As festivals like Coachella and Bonnaroo have helped turn what was once an alternative pastime into a business worth hundreds of millions of dollars per year, competition has intensified.
Big festivals have gone to extremes to stand out from the pack, offering deluxe amenities like personal chefs, catered cabanas, and 24/7 golf cart access.
"You always have to be upping your game because the competition is so fierce," said Janine Small, a lawyer who represents Bonnaroo and Outside Lands and has worked in music festivals for decades.
For a new festival trying to lure customers from more established names, the pressure is even higher.
And even if they don’t crash as spectacularly as Fyre did, failure among new festivals is pretty common. Even just putting on a modest, multi-day outdoor experience is insanely hard.

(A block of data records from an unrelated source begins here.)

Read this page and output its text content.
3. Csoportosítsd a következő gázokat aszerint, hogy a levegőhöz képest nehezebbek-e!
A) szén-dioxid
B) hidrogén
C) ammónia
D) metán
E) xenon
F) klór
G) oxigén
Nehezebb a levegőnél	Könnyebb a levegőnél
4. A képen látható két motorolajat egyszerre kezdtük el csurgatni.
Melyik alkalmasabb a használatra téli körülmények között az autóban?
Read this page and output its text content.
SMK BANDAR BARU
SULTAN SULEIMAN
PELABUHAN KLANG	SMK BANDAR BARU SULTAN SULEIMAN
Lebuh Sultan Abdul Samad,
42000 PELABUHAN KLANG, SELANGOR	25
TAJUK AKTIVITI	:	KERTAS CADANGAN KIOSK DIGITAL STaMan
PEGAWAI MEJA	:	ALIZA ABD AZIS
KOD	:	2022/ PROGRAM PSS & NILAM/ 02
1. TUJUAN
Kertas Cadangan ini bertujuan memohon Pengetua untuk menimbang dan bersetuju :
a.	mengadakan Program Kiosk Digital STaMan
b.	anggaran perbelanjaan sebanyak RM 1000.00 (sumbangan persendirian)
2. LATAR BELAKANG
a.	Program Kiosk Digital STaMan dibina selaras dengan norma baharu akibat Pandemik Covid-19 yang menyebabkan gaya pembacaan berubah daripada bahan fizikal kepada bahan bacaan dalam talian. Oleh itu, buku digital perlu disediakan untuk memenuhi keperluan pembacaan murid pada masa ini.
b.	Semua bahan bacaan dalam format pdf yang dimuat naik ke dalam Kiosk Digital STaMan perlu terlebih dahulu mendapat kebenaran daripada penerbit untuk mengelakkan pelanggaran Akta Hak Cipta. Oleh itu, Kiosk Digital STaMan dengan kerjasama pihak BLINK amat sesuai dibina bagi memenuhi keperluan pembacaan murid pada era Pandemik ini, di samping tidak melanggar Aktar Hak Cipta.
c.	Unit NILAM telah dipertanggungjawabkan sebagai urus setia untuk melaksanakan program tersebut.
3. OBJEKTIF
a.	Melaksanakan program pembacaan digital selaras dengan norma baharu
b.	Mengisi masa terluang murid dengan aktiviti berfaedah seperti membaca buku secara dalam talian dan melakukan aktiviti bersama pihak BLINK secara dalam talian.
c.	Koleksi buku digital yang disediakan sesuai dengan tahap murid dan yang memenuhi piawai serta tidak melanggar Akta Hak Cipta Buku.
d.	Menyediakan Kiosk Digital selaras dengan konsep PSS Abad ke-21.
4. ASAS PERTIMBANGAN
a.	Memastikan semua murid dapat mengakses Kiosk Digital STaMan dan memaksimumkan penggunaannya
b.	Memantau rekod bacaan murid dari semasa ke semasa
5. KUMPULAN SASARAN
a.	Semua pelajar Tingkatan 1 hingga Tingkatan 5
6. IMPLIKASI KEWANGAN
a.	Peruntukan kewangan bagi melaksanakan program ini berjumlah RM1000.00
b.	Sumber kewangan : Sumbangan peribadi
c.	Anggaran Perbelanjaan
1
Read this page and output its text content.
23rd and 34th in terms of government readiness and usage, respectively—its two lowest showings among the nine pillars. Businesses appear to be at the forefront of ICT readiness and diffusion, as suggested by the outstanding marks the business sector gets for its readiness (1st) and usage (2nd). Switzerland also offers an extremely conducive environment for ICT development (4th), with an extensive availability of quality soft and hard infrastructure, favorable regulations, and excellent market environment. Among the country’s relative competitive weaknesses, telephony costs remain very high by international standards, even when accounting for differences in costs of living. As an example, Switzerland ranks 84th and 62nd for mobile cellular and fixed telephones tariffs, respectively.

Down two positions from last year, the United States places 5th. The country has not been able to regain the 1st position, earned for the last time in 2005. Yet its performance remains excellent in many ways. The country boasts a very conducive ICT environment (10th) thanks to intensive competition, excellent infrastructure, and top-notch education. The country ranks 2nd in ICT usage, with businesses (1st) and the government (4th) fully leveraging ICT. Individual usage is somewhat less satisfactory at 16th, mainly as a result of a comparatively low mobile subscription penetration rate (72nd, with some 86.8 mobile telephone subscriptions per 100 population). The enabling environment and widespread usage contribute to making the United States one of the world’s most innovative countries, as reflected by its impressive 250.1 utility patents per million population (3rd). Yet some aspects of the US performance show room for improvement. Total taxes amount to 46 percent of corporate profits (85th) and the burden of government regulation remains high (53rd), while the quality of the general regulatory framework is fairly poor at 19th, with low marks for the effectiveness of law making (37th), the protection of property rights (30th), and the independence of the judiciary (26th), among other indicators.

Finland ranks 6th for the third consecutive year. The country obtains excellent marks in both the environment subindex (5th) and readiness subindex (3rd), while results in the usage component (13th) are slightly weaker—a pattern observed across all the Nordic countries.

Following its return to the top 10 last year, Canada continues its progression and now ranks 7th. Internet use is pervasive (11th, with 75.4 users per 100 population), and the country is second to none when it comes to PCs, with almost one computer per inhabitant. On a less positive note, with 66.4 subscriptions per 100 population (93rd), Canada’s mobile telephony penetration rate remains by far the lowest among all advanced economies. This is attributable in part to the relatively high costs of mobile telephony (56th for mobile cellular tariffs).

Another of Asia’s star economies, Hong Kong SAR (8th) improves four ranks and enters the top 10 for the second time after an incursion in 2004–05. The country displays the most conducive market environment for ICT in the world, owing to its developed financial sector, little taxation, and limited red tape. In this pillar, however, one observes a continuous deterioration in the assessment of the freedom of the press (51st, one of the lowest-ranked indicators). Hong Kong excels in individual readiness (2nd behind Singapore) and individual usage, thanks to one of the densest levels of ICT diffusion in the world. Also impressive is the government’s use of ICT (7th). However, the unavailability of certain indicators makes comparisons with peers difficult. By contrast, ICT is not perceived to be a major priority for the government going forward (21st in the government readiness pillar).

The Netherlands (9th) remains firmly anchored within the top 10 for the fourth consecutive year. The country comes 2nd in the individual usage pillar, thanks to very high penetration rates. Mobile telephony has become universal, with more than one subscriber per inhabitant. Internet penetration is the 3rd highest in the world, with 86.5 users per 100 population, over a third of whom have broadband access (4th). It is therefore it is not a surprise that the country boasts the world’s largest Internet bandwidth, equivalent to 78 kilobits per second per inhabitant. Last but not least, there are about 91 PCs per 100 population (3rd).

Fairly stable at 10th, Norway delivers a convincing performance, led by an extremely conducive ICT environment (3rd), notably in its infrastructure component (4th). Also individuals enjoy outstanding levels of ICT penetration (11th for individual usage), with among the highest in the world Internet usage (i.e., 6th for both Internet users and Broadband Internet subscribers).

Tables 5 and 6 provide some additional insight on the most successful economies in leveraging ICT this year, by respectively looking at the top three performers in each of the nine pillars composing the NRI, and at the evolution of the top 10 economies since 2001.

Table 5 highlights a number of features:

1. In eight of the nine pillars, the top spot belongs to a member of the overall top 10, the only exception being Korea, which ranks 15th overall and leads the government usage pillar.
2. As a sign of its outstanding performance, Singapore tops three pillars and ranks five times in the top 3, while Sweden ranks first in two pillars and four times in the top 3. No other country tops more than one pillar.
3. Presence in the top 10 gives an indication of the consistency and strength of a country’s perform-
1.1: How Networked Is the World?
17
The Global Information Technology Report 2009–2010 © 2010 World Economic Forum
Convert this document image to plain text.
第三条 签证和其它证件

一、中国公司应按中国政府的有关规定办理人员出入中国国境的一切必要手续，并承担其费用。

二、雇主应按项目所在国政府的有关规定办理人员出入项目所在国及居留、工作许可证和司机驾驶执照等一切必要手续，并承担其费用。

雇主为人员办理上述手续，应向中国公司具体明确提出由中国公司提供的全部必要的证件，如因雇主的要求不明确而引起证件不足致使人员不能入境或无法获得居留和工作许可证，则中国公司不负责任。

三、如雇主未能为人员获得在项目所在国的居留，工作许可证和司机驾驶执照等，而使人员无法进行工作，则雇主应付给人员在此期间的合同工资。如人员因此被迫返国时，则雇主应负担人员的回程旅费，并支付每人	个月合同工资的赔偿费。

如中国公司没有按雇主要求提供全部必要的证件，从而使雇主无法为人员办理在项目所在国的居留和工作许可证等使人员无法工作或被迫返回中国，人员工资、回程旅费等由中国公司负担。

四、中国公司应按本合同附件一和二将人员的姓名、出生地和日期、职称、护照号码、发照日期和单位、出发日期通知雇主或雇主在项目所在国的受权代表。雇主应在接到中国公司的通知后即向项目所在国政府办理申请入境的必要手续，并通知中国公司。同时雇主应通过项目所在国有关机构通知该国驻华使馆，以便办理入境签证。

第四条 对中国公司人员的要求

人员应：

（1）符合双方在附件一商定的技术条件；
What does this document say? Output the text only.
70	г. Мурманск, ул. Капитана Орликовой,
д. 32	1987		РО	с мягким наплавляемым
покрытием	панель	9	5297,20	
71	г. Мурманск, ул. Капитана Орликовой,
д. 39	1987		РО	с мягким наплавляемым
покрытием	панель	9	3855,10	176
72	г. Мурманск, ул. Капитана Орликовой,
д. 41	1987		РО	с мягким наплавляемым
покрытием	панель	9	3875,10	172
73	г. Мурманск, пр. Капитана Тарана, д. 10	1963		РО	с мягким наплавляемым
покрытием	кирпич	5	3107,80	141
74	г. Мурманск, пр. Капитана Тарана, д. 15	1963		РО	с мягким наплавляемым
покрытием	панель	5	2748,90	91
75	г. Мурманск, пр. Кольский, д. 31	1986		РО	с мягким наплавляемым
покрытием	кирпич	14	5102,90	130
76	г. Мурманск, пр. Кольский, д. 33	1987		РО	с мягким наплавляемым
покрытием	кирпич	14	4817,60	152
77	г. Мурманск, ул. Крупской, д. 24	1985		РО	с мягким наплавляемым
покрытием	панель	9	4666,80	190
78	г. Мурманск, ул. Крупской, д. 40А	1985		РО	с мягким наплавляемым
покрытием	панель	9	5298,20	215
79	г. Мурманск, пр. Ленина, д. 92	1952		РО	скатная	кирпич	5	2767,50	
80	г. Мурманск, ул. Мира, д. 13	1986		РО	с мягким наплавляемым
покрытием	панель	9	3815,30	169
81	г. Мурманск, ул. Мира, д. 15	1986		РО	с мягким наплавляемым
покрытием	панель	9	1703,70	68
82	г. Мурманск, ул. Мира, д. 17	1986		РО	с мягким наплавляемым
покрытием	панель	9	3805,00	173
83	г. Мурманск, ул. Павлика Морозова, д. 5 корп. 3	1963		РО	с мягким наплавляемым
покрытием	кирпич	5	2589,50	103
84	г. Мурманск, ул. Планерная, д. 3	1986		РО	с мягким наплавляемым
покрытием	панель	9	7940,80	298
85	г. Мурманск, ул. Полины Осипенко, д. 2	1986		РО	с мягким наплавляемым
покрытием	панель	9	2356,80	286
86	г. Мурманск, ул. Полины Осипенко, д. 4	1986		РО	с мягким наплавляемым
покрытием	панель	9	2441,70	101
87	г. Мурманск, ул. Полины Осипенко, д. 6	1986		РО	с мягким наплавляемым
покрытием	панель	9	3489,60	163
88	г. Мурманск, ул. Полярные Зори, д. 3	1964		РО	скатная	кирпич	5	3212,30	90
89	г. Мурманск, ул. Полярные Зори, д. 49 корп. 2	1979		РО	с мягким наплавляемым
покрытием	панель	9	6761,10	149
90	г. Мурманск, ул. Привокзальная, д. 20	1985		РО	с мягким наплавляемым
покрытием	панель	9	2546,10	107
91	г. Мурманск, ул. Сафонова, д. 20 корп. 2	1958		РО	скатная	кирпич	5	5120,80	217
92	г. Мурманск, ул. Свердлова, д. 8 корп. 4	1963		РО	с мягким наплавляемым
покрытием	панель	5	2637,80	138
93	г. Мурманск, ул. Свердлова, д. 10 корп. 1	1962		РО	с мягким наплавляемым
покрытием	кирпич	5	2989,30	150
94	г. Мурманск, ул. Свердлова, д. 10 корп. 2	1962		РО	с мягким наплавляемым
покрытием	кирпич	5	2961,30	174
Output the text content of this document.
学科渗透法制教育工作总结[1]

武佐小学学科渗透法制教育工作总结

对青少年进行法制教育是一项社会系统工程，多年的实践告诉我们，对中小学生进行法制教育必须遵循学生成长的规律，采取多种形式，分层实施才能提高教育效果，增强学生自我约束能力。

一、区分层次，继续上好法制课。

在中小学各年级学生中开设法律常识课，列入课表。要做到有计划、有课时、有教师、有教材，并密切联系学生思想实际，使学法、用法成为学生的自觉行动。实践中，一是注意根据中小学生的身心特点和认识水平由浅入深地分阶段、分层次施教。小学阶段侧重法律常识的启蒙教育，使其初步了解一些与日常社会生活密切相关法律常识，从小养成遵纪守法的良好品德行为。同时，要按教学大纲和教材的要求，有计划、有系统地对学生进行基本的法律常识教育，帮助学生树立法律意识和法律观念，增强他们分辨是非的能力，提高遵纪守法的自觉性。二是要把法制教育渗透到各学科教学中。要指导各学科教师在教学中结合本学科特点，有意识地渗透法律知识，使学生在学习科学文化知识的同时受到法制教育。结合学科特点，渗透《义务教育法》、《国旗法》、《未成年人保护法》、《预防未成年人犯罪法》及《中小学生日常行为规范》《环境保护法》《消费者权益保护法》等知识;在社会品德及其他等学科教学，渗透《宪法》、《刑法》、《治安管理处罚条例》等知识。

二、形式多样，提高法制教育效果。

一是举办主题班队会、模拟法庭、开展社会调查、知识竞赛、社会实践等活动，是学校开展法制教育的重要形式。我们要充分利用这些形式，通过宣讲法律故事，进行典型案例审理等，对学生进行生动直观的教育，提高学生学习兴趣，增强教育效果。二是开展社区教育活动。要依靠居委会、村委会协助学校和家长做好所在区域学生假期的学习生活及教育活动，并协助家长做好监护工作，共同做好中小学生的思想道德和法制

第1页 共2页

In 2002, the first Bonnaroo got notoriously out of hand, with up to 18-hour traffic jams on the road to the grounds in Manchester, Tennessee. And in 2014, the original producer of BottleRock festival in Napa Valley was forced to file for bankruptcy after failing to pay staff and sustaining $8 million in losses.
"A lot of people out there think 'I wanna get into this business because it’s a good way to rack up some money,' and they don’t really realize all that’s involved," said Small.
For the new generation of high-end festivals, Fyre Festival was a perfect "case study in what could go wrong."